Let's just back up one second and talk about why you would want to use subtheming. If you're already convinced, then just skip below to the list of steps for creating a subtheme.
When first encountering Drupal's theming system, you may have an urge to take an existing theme and just modify the files directly. While this works, it is not recommended. The primary reason is keeping your code up to date with the latest bug and security fixes. A good secondary reason is tidiness. It is cleaner to keep your customizations separated from existing themes.
If you just hack up an existing theme and then an issue is discovered in it and fixed by the original developer, how do you now apply that fix? The answer is that you have to find the exact changes in the original theme and apply them back into your own, a tedious and error prone process.
However if you used subtheming, then you can drop in the updated base theme (or really, just use the Drupal automatic update system) and this does not affect your custom code in any way. It keeps things separated and clean and really leverages the work that the original theme author is putting in to the project. For similar reasons you should not modify core or third party Drupal modules, you end up breaking the automatic updates mechanism.
To create a subtheme:
- Find a base theme that you want to extend. If you want a plain theme and plan on overriding most of the functionality yourself, Zen or Omega are two fantastic base themes that don't have much in them by default, ready to make something highly custom. Otherwise pick a more rich visual theme for a base.
- Create directory sites/all/themes/mytheme
- Copy the info file from the base theme to the new theme, example: cp sites/all/themes/zen.info sites/all/themes/mytheme/mytheme.info . It should be named the same as your directory with a .info extension.
- Copy screenshot.png from the base theme to your theme (or take an actual screenshot and crop it to that size).
- Edit mytheme.info. Change the name and description and project. "project" should have the same name as your directory and the base filename of the .info file. Add line "base theme = [base theme project name]". The original value of "project" from this info file is what you put for the base theme value.
- Remove the stylesheets and script lines from mytheme.info, they refer to files in the original theme. Add line "stylesheets[all] = mytheme.css" and create file mytheme.css . Leave the list of regions, these are not inherited from the base theme.
- Make a "templates" directory and an empty file called "template.php".

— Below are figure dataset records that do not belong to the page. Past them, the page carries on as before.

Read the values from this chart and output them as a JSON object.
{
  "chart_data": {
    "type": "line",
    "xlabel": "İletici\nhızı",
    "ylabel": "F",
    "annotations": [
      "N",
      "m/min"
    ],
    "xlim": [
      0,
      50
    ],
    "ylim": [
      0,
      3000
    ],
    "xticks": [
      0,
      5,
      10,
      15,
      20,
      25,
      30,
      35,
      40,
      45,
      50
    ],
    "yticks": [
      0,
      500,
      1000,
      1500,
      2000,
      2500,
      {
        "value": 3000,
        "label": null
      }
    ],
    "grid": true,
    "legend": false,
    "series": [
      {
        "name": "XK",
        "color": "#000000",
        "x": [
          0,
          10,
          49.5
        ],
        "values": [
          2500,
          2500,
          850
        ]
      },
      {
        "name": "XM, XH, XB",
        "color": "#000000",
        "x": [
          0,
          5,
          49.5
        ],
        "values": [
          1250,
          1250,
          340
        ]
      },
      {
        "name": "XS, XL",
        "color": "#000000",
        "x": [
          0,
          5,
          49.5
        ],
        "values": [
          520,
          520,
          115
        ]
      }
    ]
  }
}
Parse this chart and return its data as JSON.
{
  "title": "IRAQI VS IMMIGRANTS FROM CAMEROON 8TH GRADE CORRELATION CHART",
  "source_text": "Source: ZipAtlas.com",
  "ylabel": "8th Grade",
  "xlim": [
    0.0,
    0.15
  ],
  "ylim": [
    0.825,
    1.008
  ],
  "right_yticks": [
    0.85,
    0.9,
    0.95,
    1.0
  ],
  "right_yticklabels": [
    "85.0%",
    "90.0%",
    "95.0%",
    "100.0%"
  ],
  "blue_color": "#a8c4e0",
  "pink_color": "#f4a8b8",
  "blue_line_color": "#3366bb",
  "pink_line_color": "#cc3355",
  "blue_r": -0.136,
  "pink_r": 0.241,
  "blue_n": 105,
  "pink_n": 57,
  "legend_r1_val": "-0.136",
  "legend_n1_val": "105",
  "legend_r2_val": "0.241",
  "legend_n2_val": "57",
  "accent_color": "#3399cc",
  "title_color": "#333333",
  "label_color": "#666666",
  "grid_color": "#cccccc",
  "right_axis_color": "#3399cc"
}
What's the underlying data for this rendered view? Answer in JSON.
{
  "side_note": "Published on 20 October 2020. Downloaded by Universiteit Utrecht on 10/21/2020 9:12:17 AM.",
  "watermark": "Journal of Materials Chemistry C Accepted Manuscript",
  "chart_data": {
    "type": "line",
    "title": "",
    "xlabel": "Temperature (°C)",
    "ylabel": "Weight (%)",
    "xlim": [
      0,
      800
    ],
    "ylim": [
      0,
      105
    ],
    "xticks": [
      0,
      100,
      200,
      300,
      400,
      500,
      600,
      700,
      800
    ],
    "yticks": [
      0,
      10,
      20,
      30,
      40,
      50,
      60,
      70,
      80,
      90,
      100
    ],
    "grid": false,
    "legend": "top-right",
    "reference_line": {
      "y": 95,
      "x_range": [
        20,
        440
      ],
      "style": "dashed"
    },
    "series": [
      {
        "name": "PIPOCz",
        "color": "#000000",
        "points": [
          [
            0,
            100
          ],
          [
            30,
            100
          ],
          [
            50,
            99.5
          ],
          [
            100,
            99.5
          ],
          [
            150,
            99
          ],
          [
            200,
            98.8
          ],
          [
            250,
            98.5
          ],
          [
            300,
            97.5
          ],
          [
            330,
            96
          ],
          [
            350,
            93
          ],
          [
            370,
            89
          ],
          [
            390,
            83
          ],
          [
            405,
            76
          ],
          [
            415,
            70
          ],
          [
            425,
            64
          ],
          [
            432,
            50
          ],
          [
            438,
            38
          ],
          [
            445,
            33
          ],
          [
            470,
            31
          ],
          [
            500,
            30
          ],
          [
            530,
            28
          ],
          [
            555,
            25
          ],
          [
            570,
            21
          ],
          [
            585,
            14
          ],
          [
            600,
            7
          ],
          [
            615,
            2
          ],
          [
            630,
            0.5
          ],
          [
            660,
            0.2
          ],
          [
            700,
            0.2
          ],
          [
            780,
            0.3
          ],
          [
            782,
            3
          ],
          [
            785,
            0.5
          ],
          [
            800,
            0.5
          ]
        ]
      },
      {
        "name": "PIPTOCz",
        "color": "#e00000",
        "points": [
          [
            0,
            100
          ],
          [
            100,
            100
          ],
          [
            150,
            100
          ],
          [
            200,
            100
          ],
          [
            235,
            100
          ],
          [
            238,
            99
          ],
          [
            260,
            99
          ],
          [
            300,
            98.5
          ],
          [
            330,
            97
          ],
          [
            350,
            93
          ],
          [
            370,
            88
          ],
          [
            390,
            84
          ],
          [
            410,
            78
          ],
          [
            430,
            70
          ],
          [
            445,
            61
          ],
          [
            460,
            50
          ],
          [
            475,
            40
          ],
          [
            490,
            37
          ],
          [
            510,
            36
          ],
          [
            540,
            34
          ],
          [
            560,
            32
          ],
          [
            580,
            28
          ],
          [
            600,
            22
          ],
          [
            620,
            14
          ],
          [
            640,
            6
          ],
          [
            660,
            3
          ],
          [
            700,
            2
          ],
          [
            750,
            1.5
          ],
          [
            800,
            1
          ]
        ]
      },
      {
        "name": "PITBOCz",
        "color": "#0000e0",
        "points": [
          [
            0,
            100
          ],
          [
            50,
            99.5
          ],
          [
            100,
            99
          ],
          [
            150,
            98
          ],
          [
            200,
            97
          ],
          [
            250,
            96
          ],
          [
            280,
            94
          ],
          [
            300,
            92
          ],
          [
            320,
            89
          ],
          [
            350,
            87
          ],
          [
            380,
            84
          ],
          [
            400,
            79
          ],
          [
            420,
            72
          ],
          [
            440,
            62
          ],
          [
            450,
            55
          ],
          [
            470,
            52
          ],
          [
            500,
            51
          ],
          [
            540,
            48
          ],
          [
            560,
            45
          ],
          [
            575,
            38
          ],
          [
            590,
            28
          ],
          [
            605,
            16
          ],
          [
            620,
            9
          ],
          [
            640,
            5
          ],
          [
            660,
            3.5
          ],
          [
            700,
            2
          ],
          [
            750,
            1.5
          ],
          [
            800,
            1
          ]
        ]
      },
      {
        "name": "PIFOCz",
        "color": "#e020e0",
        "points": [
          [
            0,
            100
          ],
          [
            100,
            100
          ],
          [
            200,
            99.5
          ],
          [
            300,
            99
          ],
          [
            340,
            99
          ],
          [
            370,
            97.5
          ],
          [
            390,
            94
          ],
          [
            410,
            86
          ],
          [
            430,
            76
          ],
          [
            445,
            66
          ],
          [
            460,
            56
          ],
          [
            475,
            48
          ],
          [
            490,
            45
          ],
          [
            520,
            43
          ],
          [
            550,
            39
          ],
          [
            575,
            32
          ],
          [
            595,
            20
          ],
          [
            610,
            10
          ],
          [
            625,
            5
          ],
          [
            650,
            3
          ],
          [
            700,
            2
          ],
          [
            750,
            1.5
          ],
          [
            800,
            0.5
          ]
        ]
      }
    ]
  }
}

- Enable your new theme in Drupal admin under "Appearance".
Using your subtheme:
Other theming guides around the web and on drupal.org will tell you to create templates inside the templates subdirectory or put functions into template.php. These files will override their equivelants in the original "base theme" and your "mytheme.css" will be included on every page view that uses your theme.
You can also now almost directly "hack" the files of the original theme. For example, copy sites/all/themes/zen/templates/node.tpl.php into sites/all/themes/mytheme/templates and hack that up. Now you are using your own custom node.tpl.php but everything else from Zen.
It's a good idea to try to minimize the amount of code copied from the original. For example, if you copy all of the templates and template.php from the original base theme, then you are not really leveraging subtheming at all. We want to take advantage of the HTML structure that the theme author has already put considerable time into. So the goal should be "let the base theme take care of as much as possible, only override when it's absolutely necessary." Much of the customization can be done in your subtheme's CSS file without involving a lot of custom HTML.
In a future blog post I will discuss some detailed tips and tricks to help you work with an existing theme, in order to truly leverage the work the the author put in to the base theme.